Your social security benefits can not be taken, even when in your bank account.
You ask about giving them a copy of the deed--if the subpoena asks you to bring it you are under an obligation to do so. If not, then you are not required to provide it.
This may be the situation where the creditor can not get anything from you, so this may be a good opportunity for you to let them know that you know that they can't take your apartment, etc..
The only reason that I can think of for you to have an attorney is to not let the creditor try to intimidate you or mislead you.

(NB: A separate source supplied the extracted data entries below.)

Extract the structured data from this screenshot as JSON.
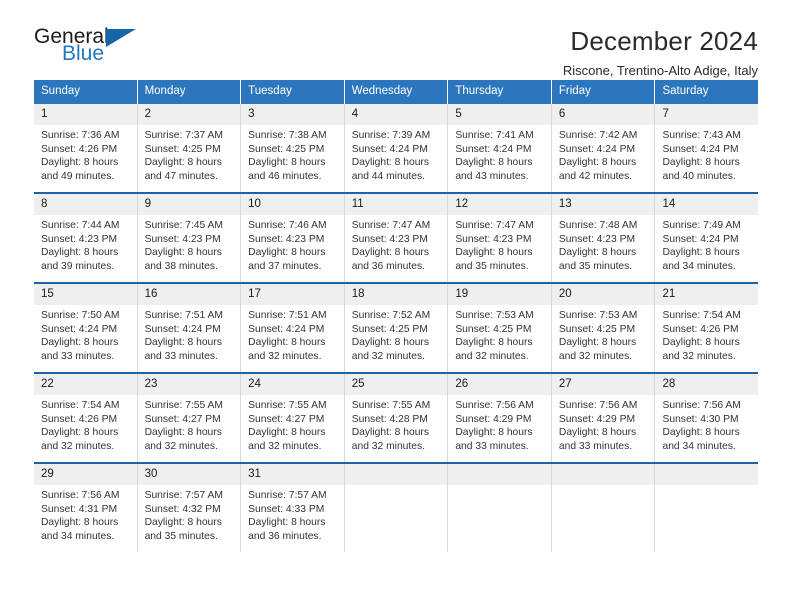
{
  "logo": {
    "text_top": "General",
    "text_bottom": "Blue",
    "icon": "blue-triangle"
  },
  "header": {
    "title": "December 2024",
    "subtitle": "Riscone, Trentino-Alto Adige, Italy"
  },
  "colors": {
    "header_blue": "#2c76bd",
    "row_divider_blue": "#1c64a8",
    "daynum_band": "#efefef",
    "logo_blue": "#2277bf"
  },
  "weekdays": [
    "Sunday",
    "Monday",
    "Tuesday",
    "Wednesday",
    "Thursday",
    "Friday",
    "Saturday"
  ],
  "weeks": [
    [
      {
        "day": "1",
        "sunrise": "Sunrise: 7:36 AM",
        "sunset": "Sunset: 4:26 PM",
        "daylight_1": "Daylight: 8 hours",
        "daylight_2": "and 49 minutes."
      },
      {
        "day": "2",
        "sunrise": "Sunrise: 7:37 AM",
        "sunset": "Sunset: 4:25 PM",
        "daylight_1": "Daylight: 8 hours",
        "daylight_2": "and 47 minutes."
      },
      {
        "day": "3",
        "sunrise": "Sunrise: 7:38 AM",
        "sunset": "Sunset: 4:25 PM",
        "daylight_1": "Daylight: 8 hours",
        "daylight_2": "and 46 minutes."
      },
      {
        "day": "4",
        "sunrise": "Sunrise: 7:39 AM",
        "sunset": "Sunset: 4:24 PM",
        "daylight_1": "Daylight: 8 hours",
        "daylight_2": "and 44 minutes."
      },
      {
        "day": "5",
        "sunrise": "Sunrise: 7:41 AM",
        "sunset": "Sunset: 4:24 PM",
        "daylight_1": "Daylight: 8 hours",
        "daylight_2": "and 43 minutes."
      },
      {
        "day": "6",
        "sunrise": "Sunrise: 7:42 AM",
        "sunset": "Sunset: 4:24 PM",
        "daylight_1": "Daylight: 8 hours",
        "daylight_2": "and 42 minutes."
      },
      {
        "day": "7",
        "sunrise": "Sunrise: 7:43 AM",
        "sunset": "Sunset: 4:24 PM",
        "daylight_1": "Daylight: 8 hours",
        "daylight_2": "and 40 minutes."
      }
    ],
    [
      {
        "day": "8",
        "sunrise": "Sunrise: 7:44 AM",
        "sunset": "Sunset: 4:23 PM",
        "daylight_1": "Daylight: 8 hours",
        "daylight_2": "and 39 minutes."
      },
      {
        "day": "9",
        "sunrise": "Sunrise: 7:45 AM",
        "sunset": "Sunset: 4:23 PM",
        "daylight_1": "Daylight: 8 hours",
        "daylight_2": "and 38 minutes."
      },
      {
        "day": "10",
        "sunrise": "Sunrise: 7:46 AM",
        "sunset": "Sunset: 4:23 PM",
        "daylight_1": "Daylight: 8 hours",
        "daylight_2": "and 37 minutes."
      },
      {
        "day": "11",
        "sunrise": "Sunrise: 7:47 AM",
        "sunset": "Sunset: 4:23 PM",
        "daylight_1": "Daylight: 8 hours",
        "daylight_2": "and 36 minutes."
      },
      {
        "day": "12",
        "sunrise": "Sunrise: 7:47 AM",
        "sunset": "Sunset: 4:23 PM",
        "daylight_1": "Daylight: 8 hours",
        "daylight_2": "and 35 minutes."
      },
      {
        "day": "13",
        "sunrise": "Sunrise: 7:48 AM",
        "sunset": "Sunset: 4:23 PM",
        "daylight_1": "Daylight: 8 hours",
        "daylight_2": "and 35 minutes."
      },
      {
        "day": "14",
        "sunrise": "Sunrise: 7:49 AM",
        "sunset": "Sunset: 4:24 PM",
        "daylight_1": "Daylight: 8 hours",
        "daylight_2": "and 34 minutes."
      }
    ],
    [
      {
        "day": "15",
        "sunrise": "Sunrise: 7:50 AM",
        "sunset": "Sunset: 4:24 PM",
        "daylight_1": "Daylight: 8 hours",
        "daylight_2": "and 33 minutes."
      },
      {
        "day": "16",
        "sunrise": "Sunrise: 7:51 AM",
        "sunset": "Sunset: 4:24 PM",
        "daylight_1": "Daylight: 8 hours",
        "daylight_2": "and 33 minutes."
      },
      {
        "day": "17",
        "sunrise": "Sunrise: 7:51 AM",
        "sunset": "Sunset: 4:24 PM",
        "daylight_1": "Daylight: 8 hours",
        "daylight_2": "and 32 minutes."
      },
      {
        "day": "18",
        "sunrise": "Sunrise: 7:52 AM",
        "sunset": "Sunset: 4:25 PM",
        "daylight_1": "Daylight: 8 hours",
        "daylight_2": "and 32 minutes."
      },
      {
        "day": "19",
        "sunrise": "Sunrise: 7:53 AM",
        "sunset": "Sunset: 4:25 PM",
        "daylight_1": "Daylight: 8 hours",
        "daylight_2": "and 32 minutes."
      },
      {
        "day": "20",
        "sunrise": "Sunrise: 7:53 AM",
        "sunset": "Sunset: 4:25 PM",
        "daylight_1": "Daylight: 8 hours",
        "daylight_2": "and 32 minutes."
      },
      {
        "day": "21",
        "sunrise": "Sunrise: 7:54 AM",
        "sunset": "Sunset: 4:26 PM",
        "daylight_1": "Daylight: 8 hours",
        "daylight_2": "and 32 minutes."
      }
    ],
    [
      {
        "day": "22",
        "sunrise": "Sunrise: 7:54 AM",
        "sunset": "Sunset: 4:26 PM",
        "daylight_1": "Daylight: 8 hours",
        "daylight_2": "and 32 minutes."
      },
      {
        "day": "23",
        "sunrise": "Sunrise: 7:55 AM",
        "sunset": "Sunset: 4:27 PM",
        "daylight_1": "Daylight: 8 hours",
        "daylight_2": "and 32 minutes."
      },
      {
        "day": "24",
        "sunrise": "Sunrise: 7:55 AM",
        "sunset": "Sunset: 4:27 PM",
        "daylight_1": "Daylight: 8 hours",
        "daylight_2": "and 32 minutes."
      },
      {
        "day": "25",
        "sunrise": "Sunrise: 7:55 AM",
        "sunset": "Sunset: 4:28 PM",
        "daylight_1": "Daylight: 8 hours",
        "daylight_2": "and 32 minutes."
      },
      {
        "day": "26",
        "sunrise": "Sunrise: 7:56 AM",
        "sunset": "Sunset: 4:29 PM",
        "daylight_1": "Daylight: 8 hours",
        "daylight_2": "and 33 minutes."
      },
      {
        "day": "27",
        "sunrise": "Sunrise: 7:56 AM",
        "sunset": "Sunset: 4:29 PM",
        "daylight_1": "Daylight: 8 hours",
        "daylight_2": "and 33 minutes."
      },
      {
        "day": "28",
        "sunrise": "Sunrise: 7:56 AM",
        "sunset": "Sunset: 4:30 PM",
        "daylight_1": "Daylight: 8 hours",
        "daylight_2": "and 34 minutes."
      }
    ],
    [
      {
        "day": "29",
        "sunrise": "Sunrise: 7:56 AM",
        "sunset": "Sunset: 4:31 PM",
        "daylight_1": "Daylight: 8 hours",
        "daylight_2": "and 34 minutes."
      },
      {
        "day": "30",
        "sunrise": "Sunrise: 7:57 AM",
        "sunset": "Sunset: 4:32 PM",
        "daylight_1": "Daylight: 8 hours",
        "daylight_2": "and 35 minutes."
      },
      {
        "day": "31",
        "sunrise": "Sunrise: 7:57 AM",
        "sunset": "Sunset: 4:33 PM",
        "daylight_1": "Daylight: 8 hours",
        "daylight_2": "and 36 minutes."
      },
      {
        "day": "",
        "sunrise": "",
        "sunset": "",
        "daylight_1": "",
        "daylight_2": ""
      },
      {
        "day": "",
        "sunrise": "",
        "sunset": "",
        "daylight_1": "",
        "daylight_2": ""
      },
      {
        "day": "",
        "sunrise": "",
        "sunset": "",
        "daylight_1": "",
        "daylight_2": ""
      },
      {
        "day": "",
        "sunrise": "",
        "sunset": "",
        "daylight_1": "",
        "daylight_2": ""
      }
    ]
  ]
}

I hope you found this response to be of assistance. This response shall not be considered the rendering of legal advise but instead a general response to a general question. While Avvo is a wonderful resource, nothing can be a substitute for an in-depth consultation with an attorney in the jurisdiction in which the law is to be applied. This response shall not be deemed to create an attorney-client relationship, nor shall it create an obligation on the part of the attorney to respond to further inquiry from the questioner.
I agree with Mr. Lampert. It appears from your description that most, if not all, of your assets are exempt from judgment. This deposition is your oppurtunity to give truthful testimony to the judgment creditor putting them on notice that it can't get anything from you. If the judgment creditor later filed a garnishment knowing your assets are exempt then you may have a claim for violations of the state and federal Fair Debt Collections Practices Acts.
Based on the facts as I know them from your description, the worse thing you could do is not show up. The judgment creditor could then file for contempt of court sanctions putting pressure on you. They could also file a garnishment and tie up your exempt assets and blame it on you for not showing up.
I suggest that you bring nothing more than what the subpoena requests. This is essentially a fishing expedition and you are not obligated to bring things they do not request in the subpoena for nor obligated to answer questions they do not ask. In other words do not volunteer anything.
If you are concerned about being intimidated or there are assets you have not mentioned then you should consult a local attorney with experience in consumer law.
Please do not consider this legal advice. The information is only a useful gauge for future consideration or activity on your part. By my definition, legal advice can only be had through a thorough in-person consultation with me, which would involve a detailed question and answer session.